Lisa Mehling: (26:50)
A couple of the directors were already working at the world's highest levels, so there was an established foot hold and I thought that there was a misperception on the outside world between what true talent was in there and how it was perceived. And I thought there was an opportunity to take Chelsea and keep its ethos intact, but present it and push it in, in a way that it could claim a position that was… that it had the right to participate in. Steve was a hippie, an outlier, almost like an anti-establishment. And I think he was happy living in the shadows. And I, coming on as an executive, wasn't, and he was happy to let me pull it up into, without giving up any of his culture. But I thought there was a place for it at what I would consider the center of the industry versus pushing so hard into the shadows.
Charles: (28:05)
So there was a constructive tension there between who he was and who you were and what he had built and what you thought it could become?
Lisa Mehling: (28:11)
Yeah. That was my responsibility. He charged me with it. He was happy to see me do it. And I was happy to do it with him, for him, I was his employee at the time. And I felt like I was, the experience I had had, I felt like I was capable of doing it. It didn't feel like that big of a bridge. So he wanted to empower me and he thought what I wanted to do was great. The directors definitely thought what I wanted to do was great, because they felt it would bring them more success. And so without it being a big, heavy conversation, I think we just recognized where we had similarities and that I appreciated what he had built in the culture and that I had a vision for it to be bigger, stronger, more well-known and that suited everybody.
Charles: (29:10)
When did your evolution into ownership happen?
Lisa Mehling: (29:13)
It was around the five-year mark.
Charles: (29:16)
And you and one of your other executive partners became co-owners with Steve, right? Alison Amon.
Lisa Mehling: (29:22)
Yeah. It was a sole owned company that got split into a three person partnership of equal shares.
Charles: (29:30)
What was the transition like for you in terms of going from being employees to being owners? And what was it like suddenly joining in a man who had been around for a long time and was older than you? What was that transition like?
Lisa Mehling: (29:42)
I feel like it's something I want to talk about because I want to try and dispel some of the perceptions of what that is for other women. Because I came to it with a tremendous amount of, “Oh, I couldn't possibly.” And if I were to fill in the ‘why I couldn't possibly’, it would be because I was a younger woman and all the other characters in the industry were men, many of them older. Some of them were contemporaries absolutely, but if you looked around, it was mostly men. There always have been really powerful women in production companies, but there really weren't very many at all that were founders, owners and certainly not directors. So it just felt like a universe that wasn't one I was supposed to be in. But there I was and what was I to do?
So I think in the end, what it was, was it really wasn't another universe. And it really wasn't that complicated, but I struggled with trying to understand how to have a place in the room and to not second guess myself, or have some form of imposter psychology. And it took a really long time not to feel like a second class member of the company ownership lineup. So I would say it was, in a lot of ways, it was great, but in many ways, it was really tough. It was a really hard struggle. It was a hard struggle for me. It's wasn't what I set out to do. I was really just focused on the company success and the directors and the creative we were taking on. And that's what I really was so passionate about. But as far as walking into a room as the leader, the owner, that took me a really long time to feel comfortable in those shoes.
Charles: (31:51)
Did anything change to give you that comfort, or was that just a question of learning to understand yourself through a different lens?
Lisa Mehling: (31:57)
For me, I've always had some incredible friends in the business, champions, that whether asked or not asked, would sometimes come in at the greatest time and just give me a prop-up and share some wisdom or perspective. So little by little, I would get affirmations. But probably the most defining periods of me learning how to lead were in times of crisis. The September 11th attack, Chelsea was in the lower Manhattan area. The office was shut down, all the awful things that came with that time period and the related business hardship that hit the industry. And then the '08 financial crisis.

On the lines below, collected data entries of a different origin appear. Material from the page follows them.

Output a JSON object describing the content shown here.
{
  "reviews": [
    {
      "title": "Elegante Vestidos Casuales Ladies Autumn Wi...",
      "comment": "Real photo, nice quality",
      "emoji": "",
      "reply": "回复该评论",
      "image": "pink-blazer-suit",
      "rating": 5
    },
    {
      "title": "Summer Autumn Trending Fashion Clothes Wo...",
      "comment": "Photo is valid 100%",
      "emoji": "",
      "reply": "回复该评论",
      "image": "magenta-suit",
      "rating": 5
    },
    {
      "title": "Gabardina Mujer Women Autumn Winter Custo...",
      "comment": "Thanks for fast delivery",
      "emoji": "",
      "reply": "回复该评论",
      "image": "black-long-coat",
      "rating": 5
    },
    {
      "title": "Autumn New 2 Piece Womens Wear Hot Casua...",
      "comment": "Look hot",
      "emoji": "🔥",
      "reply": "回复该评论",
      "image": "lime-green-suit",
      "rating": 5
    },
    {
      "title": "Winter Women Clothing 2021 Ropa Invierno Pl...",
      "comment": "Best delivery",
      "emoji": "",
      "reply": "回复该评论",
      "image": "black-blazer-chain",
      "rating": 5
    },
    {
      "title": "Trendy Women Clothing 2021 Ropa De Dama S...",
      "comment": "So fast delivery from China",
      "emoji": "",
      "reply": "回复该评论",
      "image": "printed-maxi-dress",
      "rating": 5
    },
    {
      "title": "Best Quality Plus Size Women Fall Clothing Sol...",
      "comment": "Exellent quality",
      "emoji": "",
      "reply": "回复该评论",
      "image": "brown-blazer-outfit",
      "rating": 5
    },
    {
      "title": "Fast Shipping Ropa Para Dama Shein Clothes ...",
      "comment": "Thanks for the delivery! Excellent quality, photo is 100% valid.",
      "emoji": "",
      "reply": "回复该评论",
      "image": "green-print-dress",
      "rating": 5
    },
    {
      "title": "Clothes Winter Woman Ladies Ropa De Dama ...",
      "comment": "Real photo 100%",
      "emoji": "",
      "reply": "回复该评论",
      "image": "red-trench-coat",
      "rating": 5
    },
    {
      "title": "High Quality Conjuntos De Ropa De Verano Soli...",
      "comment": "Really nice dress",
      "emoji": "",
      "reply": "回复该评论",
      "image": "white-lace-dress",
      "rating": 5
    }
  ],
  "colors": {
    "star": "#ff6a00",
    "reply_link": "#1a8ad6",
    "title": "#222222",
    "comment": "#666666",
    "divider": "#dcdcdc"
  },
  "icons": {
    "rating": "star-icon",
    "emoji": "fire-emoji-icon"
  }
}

In both instances, production companies and their survival were under direct threat. So it pushed myself and my partners at the time, really to the brink of, “Wow, we might go under, GM might go under.” And so the will to persevere, survive was so intense and so essential that it didn't really allow me to fall into patterns of self-doubt or patterns of, “Oh, let me subordinate myself in this situation and let whoever I conjured up should have the center stage.” And it was really fight or flight. And in both instances came out, but the lessons I learned in each of those time periods, and neither of which I would really want to relive, but it gave me some inner confidence in what I could do and I gained confidence to then take that into whatever I was doing next.
Charles: (34:03)
So the challenges actually gave you focus like, these are problems I have to solve. So I can't feel sorry for myself. I can't worry about whether I should be the person, I am the person so I've got to do this?
Lisa Mehling: (34:13)
Yeah. It was sort of the hot potato. And someone throws you the baby and you catch it and think about it later. So framing this up for other people coming up in the industry now, in particular women and people of color, whatever I can do to help people, in my mind, I call it accelerating your path by 10 years, where I don't fault myself. But had I known then what I know now, I could have accelerated some of the things I did by a good 10 years, and I probably could have jumped over periods of time where I thought I was waiting for permission when in fact I wasn't. But I had absorbed too much from patterns in society to realize that some of those rules weren't rules at all. And that by committing yourself to something, building a team, building a network, building allies, doing the work, being prepared, all of those things coming together, are essential and anybody can do whatever they want, build whatever business they want.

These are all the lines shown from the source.